[Frontend] Update the warning log when using VLLM_ALLOW_LONG_MAX_MODEL_LEN (#20904)

noooop · hmellor · web-flow · commit 55602bb2e695 · 2025-09-01T08:50:25.000Z
Signed-off-by: wang.yuqi &lt;noooop@126.com&gt;
Signed-off-by: Harry Mellor &lt;19981378+hmellor@users.noreply.github.com&gt;
Co-authored-by: Harry Mellor &lt;19981378+hmellor@users.noreply.github.com&gt;
diff --git a/vllm/config/__init__.py b/vllm/config/__init__.py
@@ -3021,16 +3021,20 @@ def _get_and_verify_max_len(
                 f"User-specified max_model_len ({max_model_len}) is greater "
                 f"than the derived max_model_len ({max_len_key}="
                 f"{derived_max_model_len} or model_max_length="
-                f"{model_max_length} in model's config.json). This may lead "
-                "to incorrect model outputs or CUDA errors.")
+                f"{model_max_length} in model's config.json).")
+            warning = (
+                "VLLM_ALLOW_LONG_MAX_MODEL_LEN must be used with extreme "
+                "caution. If the model uses relative position encoding (RoPE), "
+                "positions exceeding derived_max_model_len lead to nan. If the "
+                "model uses absolute position encoding, positions exceeding "
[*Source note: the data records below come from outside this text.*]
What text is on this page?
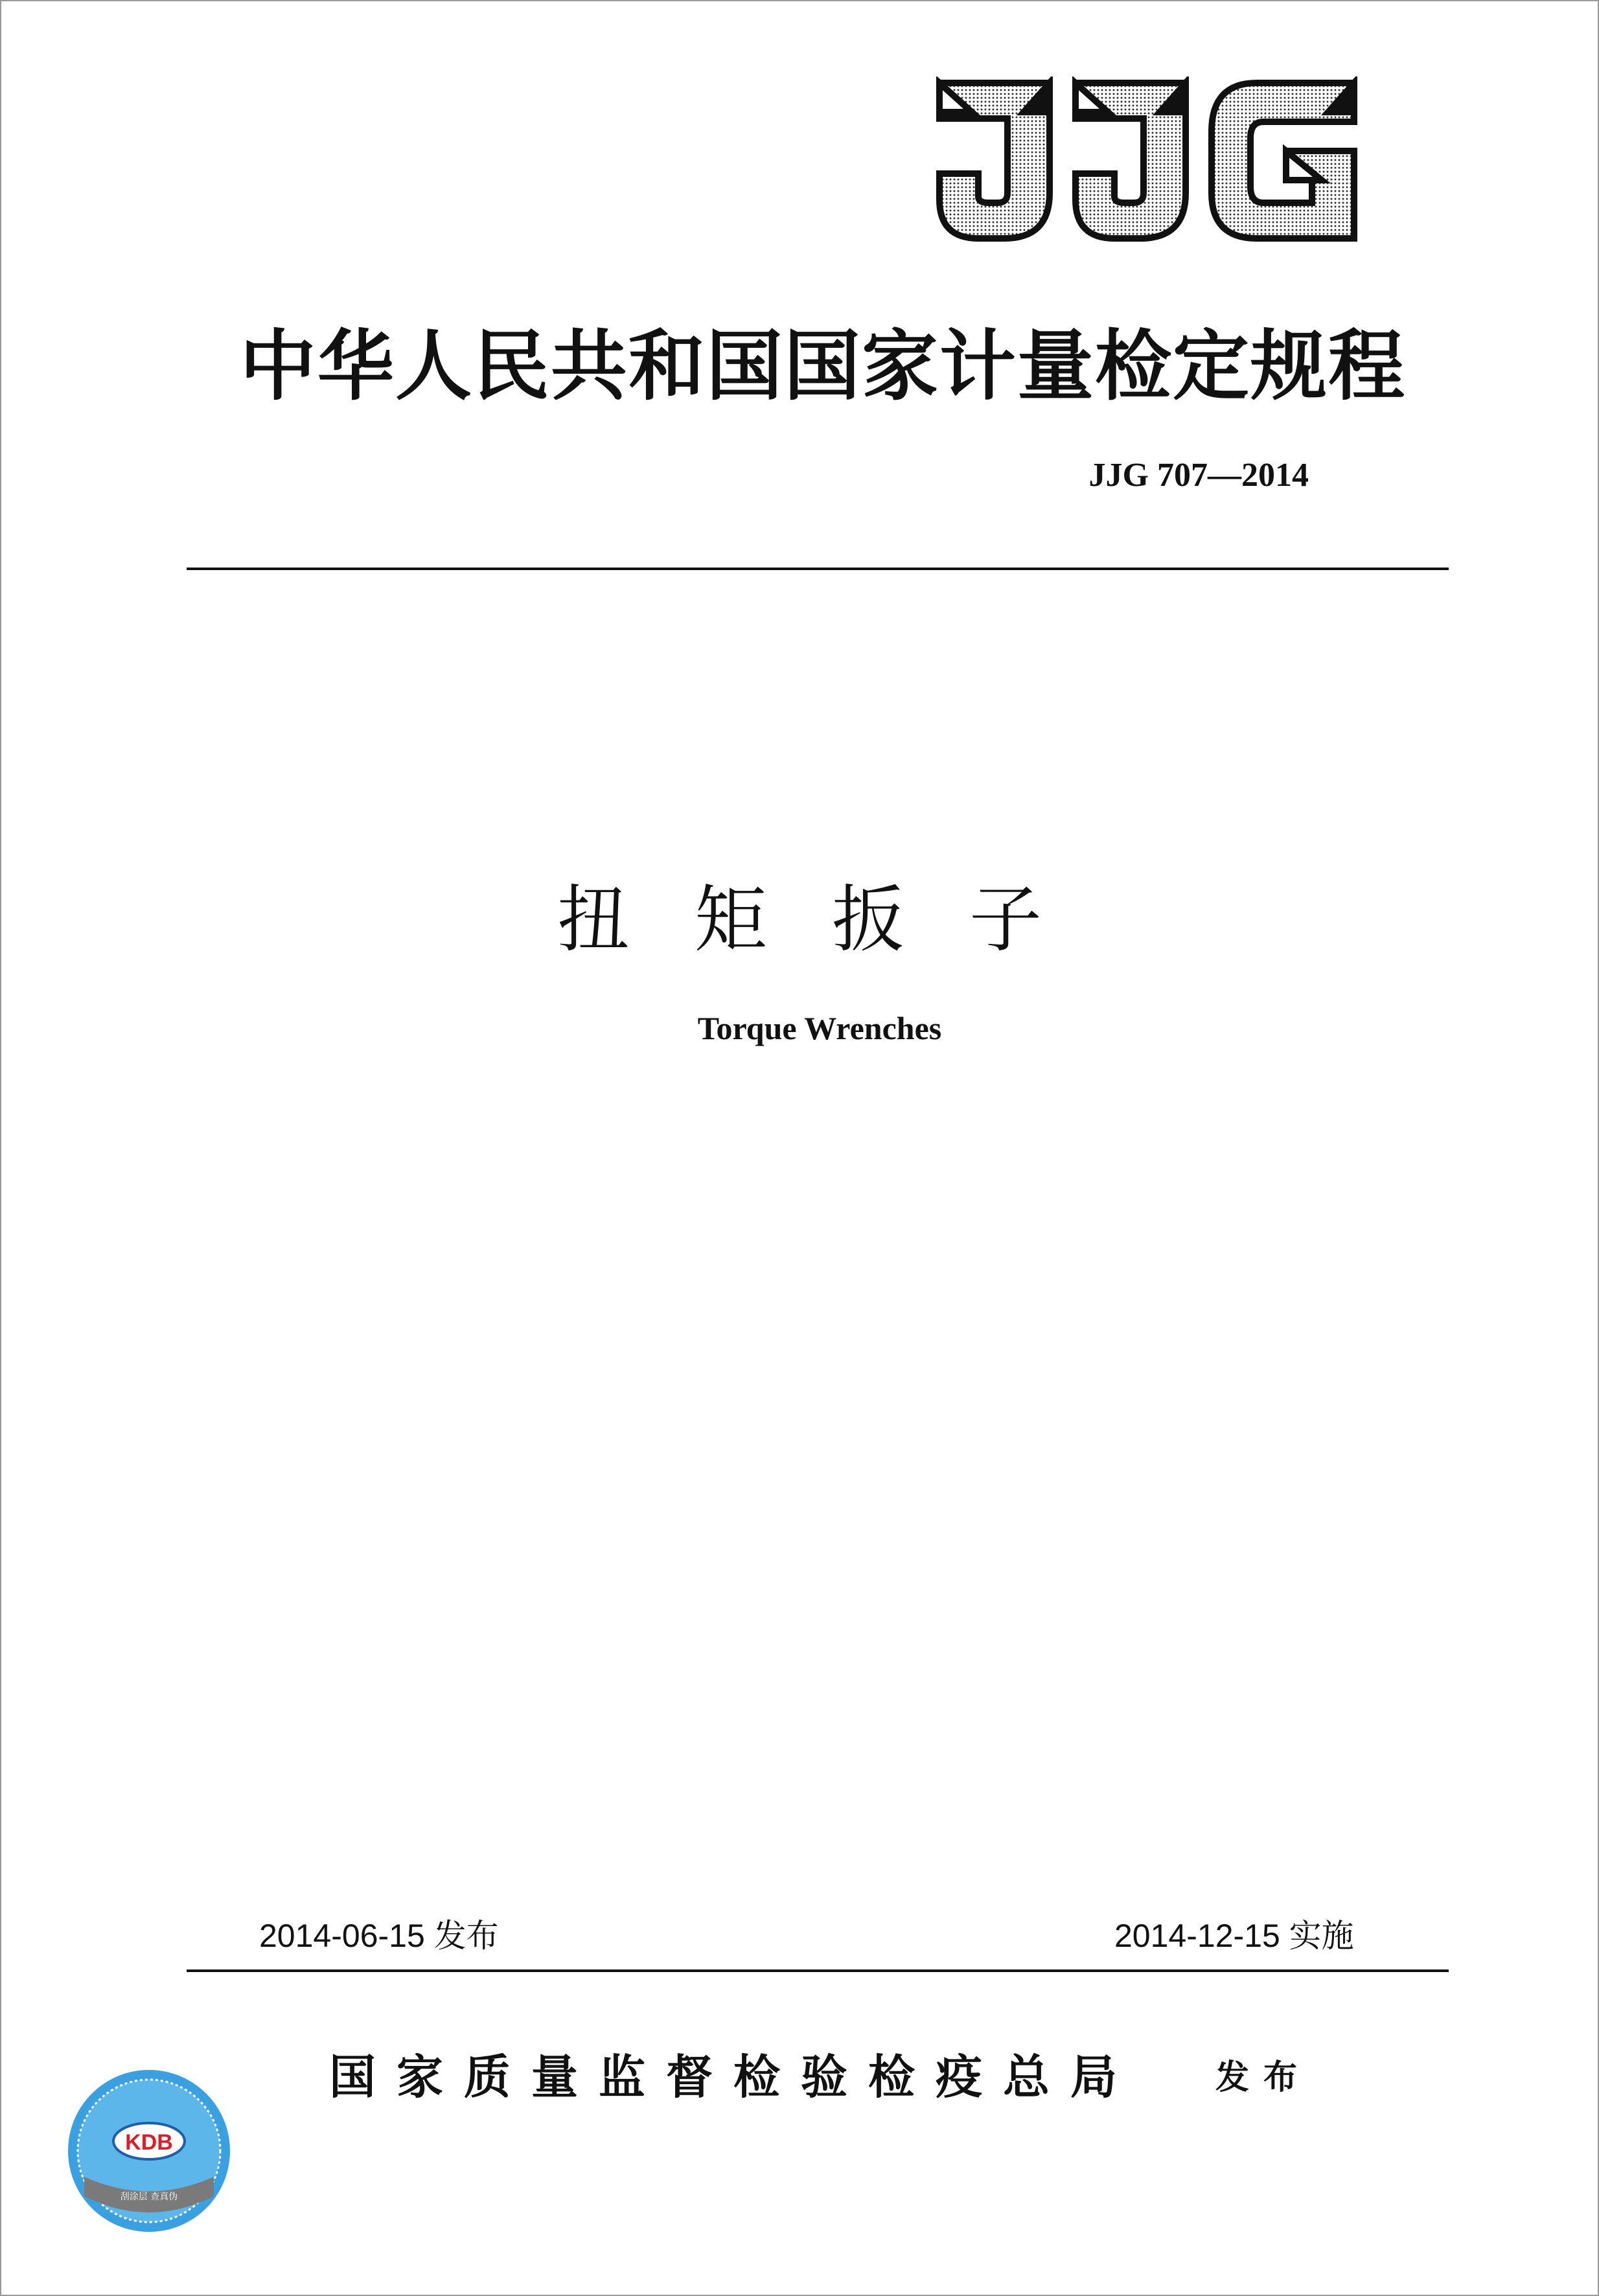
中华人民共和国国家计量检定规程
JJG 707—2014
扭矩扳子
Torque Wrenches
2014-06-15 发布	2014-12-15 实施
国家质量监督检验检疫总局 发布
KDB
刮涂层 查真伪
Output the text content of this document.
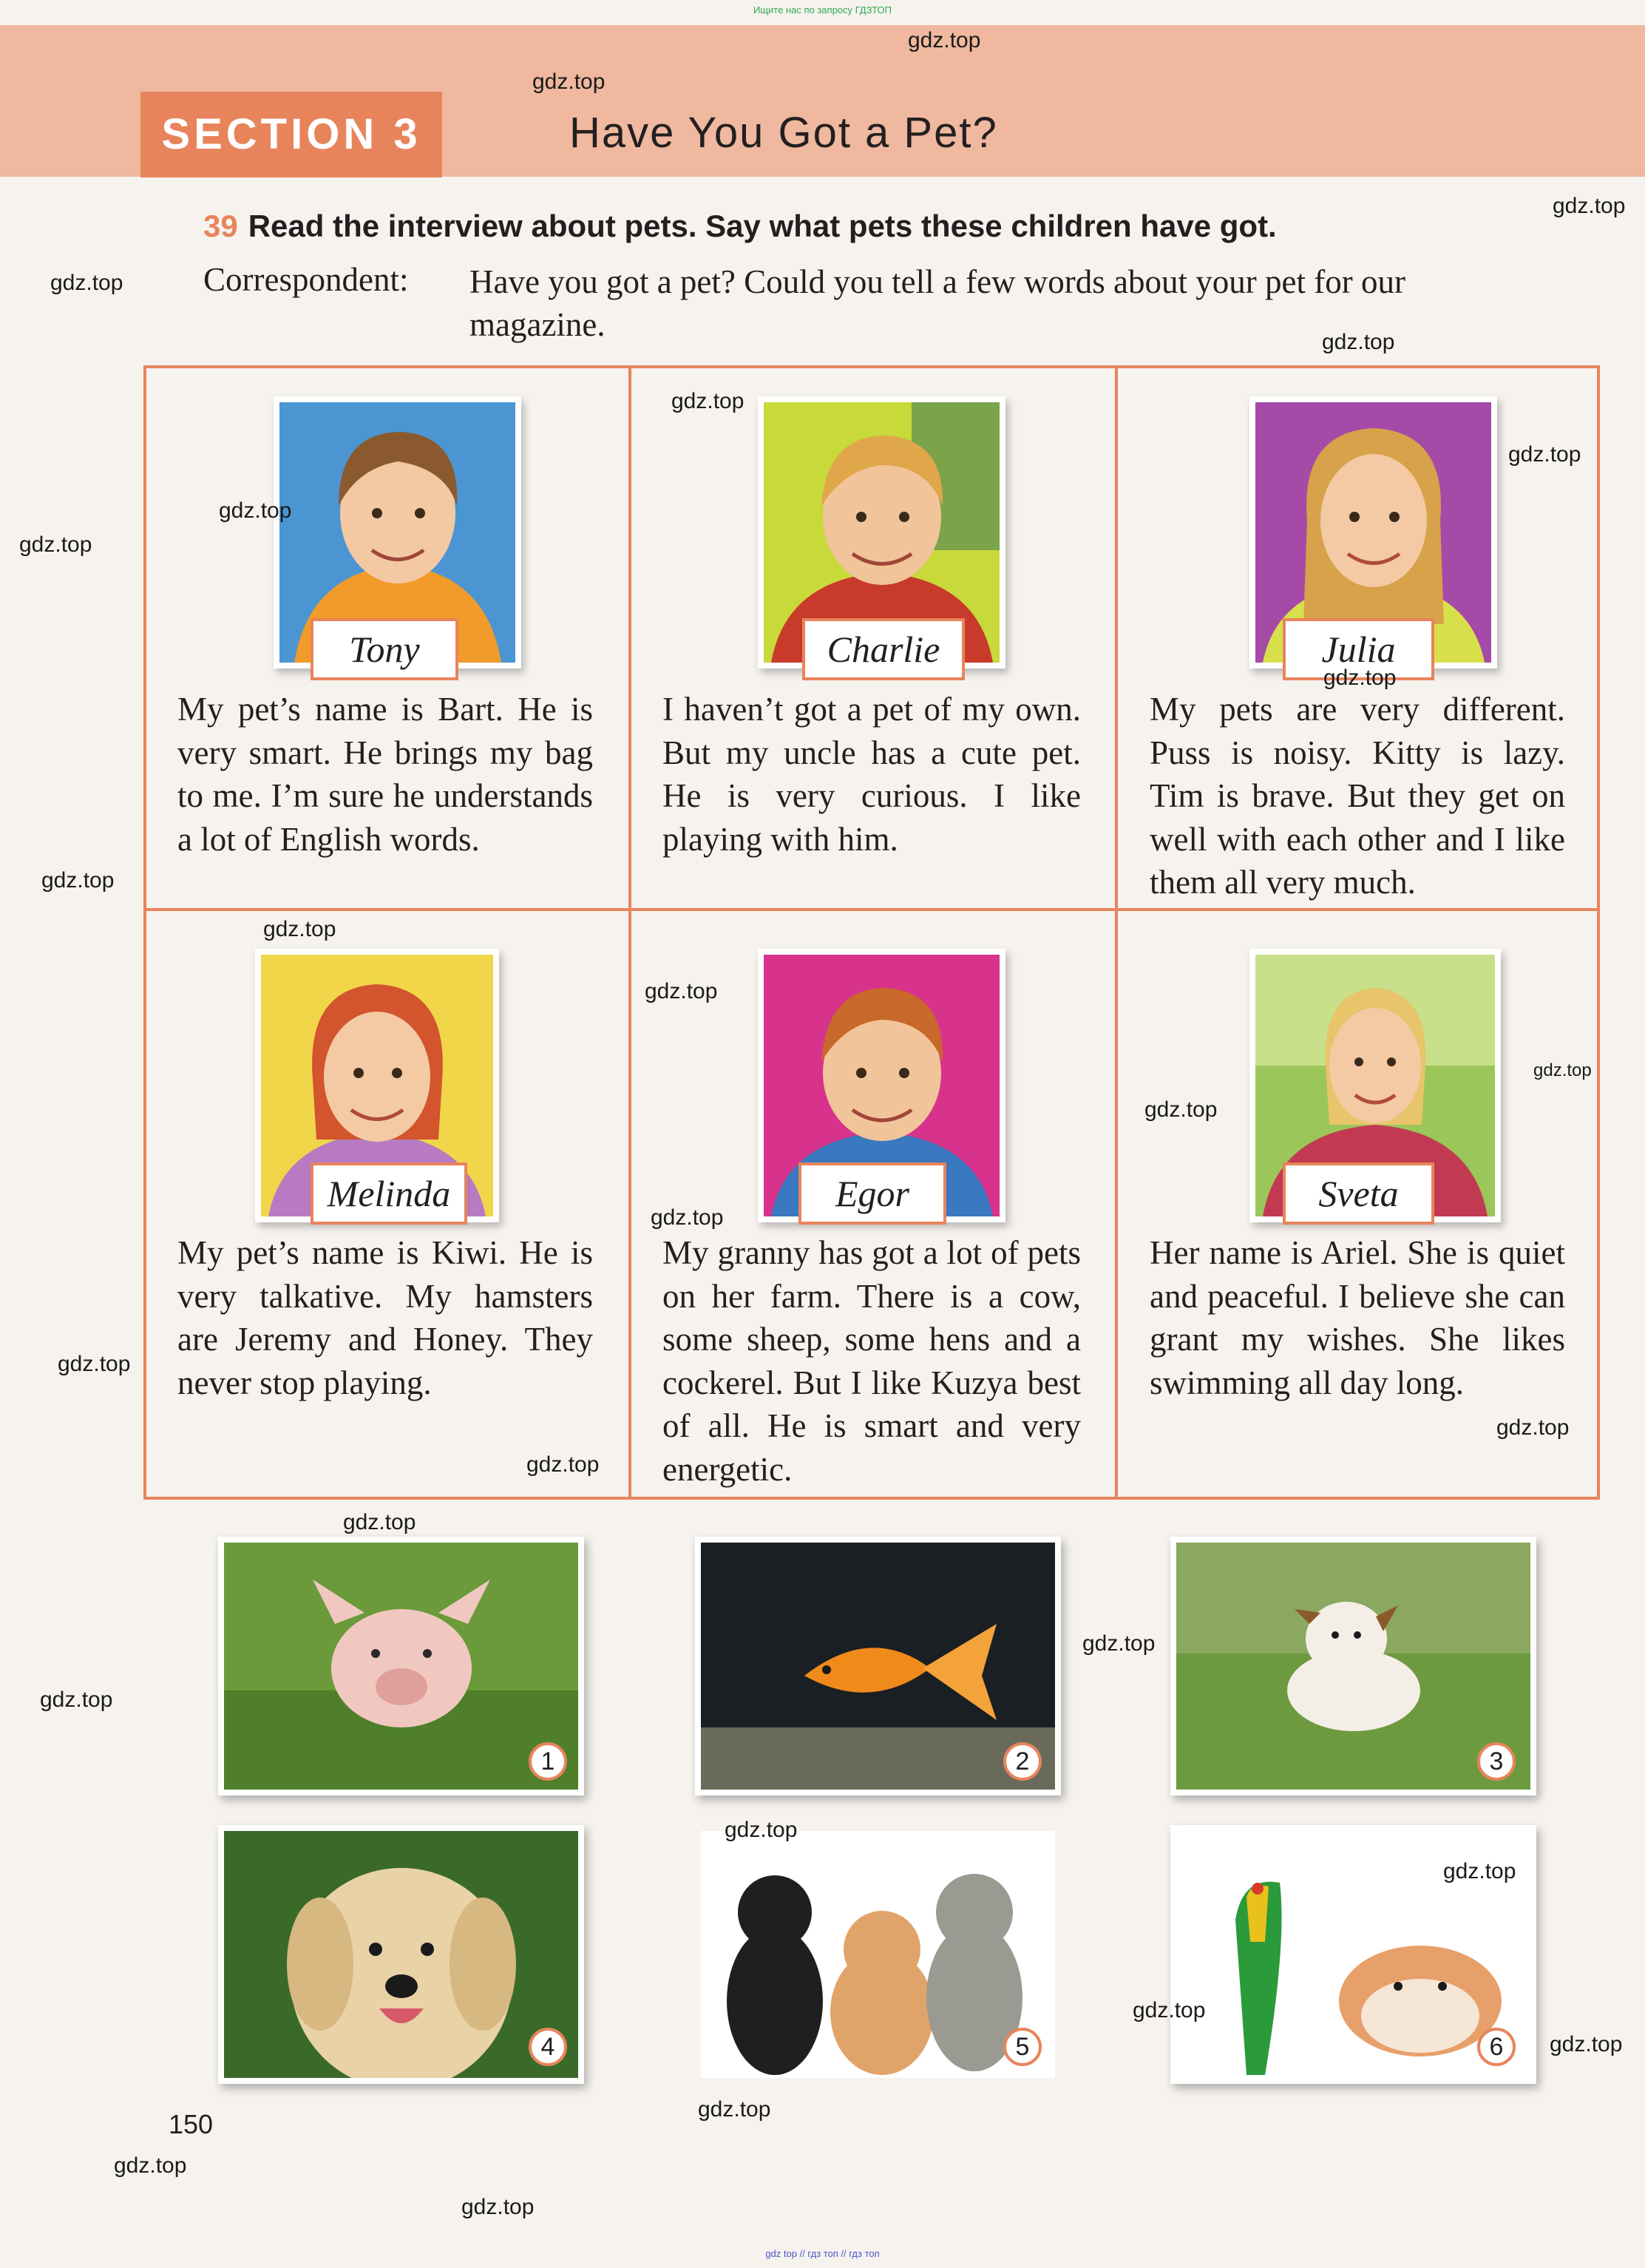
Ищите нас по запросу ГДЗТОП
SECTION 3	Have You Got a Pet?
39 Read the interview about pets. Say what pets these children have got.
Correspondent: Have you got a pet? Could you tell a few words about your pet for our magazine.
Tony
My pet’s name is Bart. He is very smart. He brings my bag to me. I’m sure he understands a lot of English words.
Charlie
I haven’t got a pet of my own. But my uncle has a cute pet. He is very curious. I like playing with him.
Julia
My pets are very different. Puss is noisy. Kitty is lazy. Tim is brave. But they get on well with each other and I like them all very much.
Melinda
My pet’s name is Kiwi. He is very talkative. My hamsters are Jeremy and Honey. They never stop playing.
Egor
My granny has got a lot of pets on her farm. There is a cow, some sheep, some hens and a cockerel. But I like Kuzya best of all. He is smart and very energetic.
Sveta
Her name is Ariel. She is quiet and peaceful. I believe she can grant my wishes. She likes swimming all day long.
1	2	3
4	5	6
150
gdz.top
gdz.top
gdz.top
gdz.top
gdz.top
gdz.top
gdz.top
gdz.top
gdz.top
gdz.top
gdz.top
gdz.top
gdz.top
gdz.top
gdz.top
gdz.top
gdz.top
gdz.top
gdz.top
gdz.top
gdz.top
gdz.top
gdz.top
gdz.top
gdz.top
gdz.top
gdz.top
gdz.top
gdz.top
gdz top // гдз топ // гдз топ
+                "derived_max_model_len will cause a CUDA array out-of-bounds "
+                "error.")
             if envs.VLLM_ALLOW_LONG_MAX_MODEL_LEN:
-                logger.warning(
-                    "%s Make sure the value is correct and within the "
-                    "model context size.", msg)
+                logger.warning_once("%s %s", msg, warning)
             else:
                 raise ValueError(
                     f"{msg} To allow overriding this maximum, set "
-                    "the env var VLLM_ALLOW_LONG_MAX_MODEL_LEN=1")
+                    f"the env var VLLM_ALLOW_LONG_MAX_MODEL_LEN=1. {warning}")
     return int(max_model_len)